Théo Zimmermann said:
That's not the only thing that looks down. cache.nixos.org too
I also get an "Error 503 Service Unavailable"
@Christian Doczkal you do not need to rely on precompilation of anything... you can run the nix-shell on your computer right now... in worst case scenario you should be set in 7 min
Christian Doczkal said:
Théo Zimmermann said:
That's not the only thing that looks down. cache.nixos.org too
I also get an "Error 503 Service Unavailable"
I get HTTP 502 errors
I've also got a GitLab pipeline failing to reach deb.debian.org!

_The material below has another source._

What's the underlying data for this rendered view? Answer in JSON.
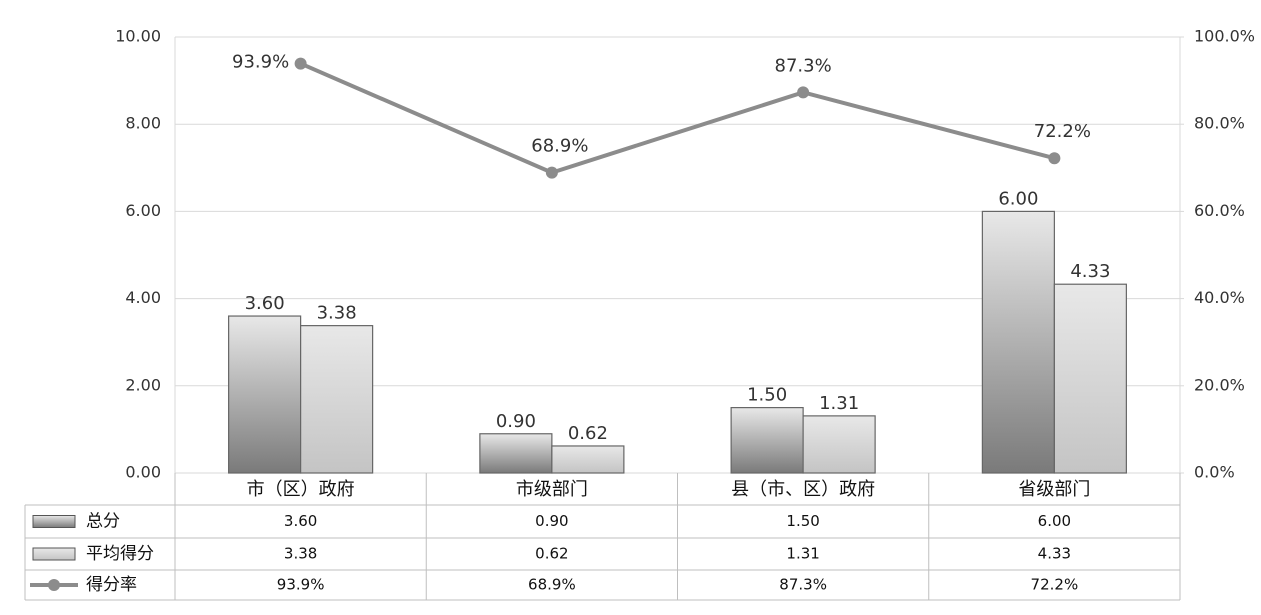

https://www.dailysabah.com/world/global-news-websites-down-amid-internet-outage/news
@Christian Doczkal did you have the opportunity to try?
@Cyril Cohen Yes, I did try the nix-shell --argstr job fourcolor
variant after locally rebasing (yet again) to the latest state of mathcomp. This works really well, although I am a bit bewildered by the huge amount of packages that are being copied from the cache, which even included systemd
? :grimacing:
Yes, that's the deal. Every dependency of a Nix package is pinned to a specific version and fetched to the store.
But once you have it there, you won't pull it again until its version changes, so not for a good while.
Just out of curiosity, what's up with time in Nix? This is what I get from Coq in a nix-shell (mathcomp default)
$ coqc --version
The Coq Proof Assistant, version 8.13.1 (January 1980)
compiled on Jan 1 1980 0:00:00 with OCaml 4.10.2
Nix is all about reproducible builds. Sticking the time at which a program was compiled in the binary makes the build non-reproducible. So Nix patches that.
But in future versions of Coq, this info is removed anyway.
Funny, why Jan 1 1980
and not Jan 1 1970
?
that would be the zero for unix
It used to be the latter. I don't know why it changed to the former.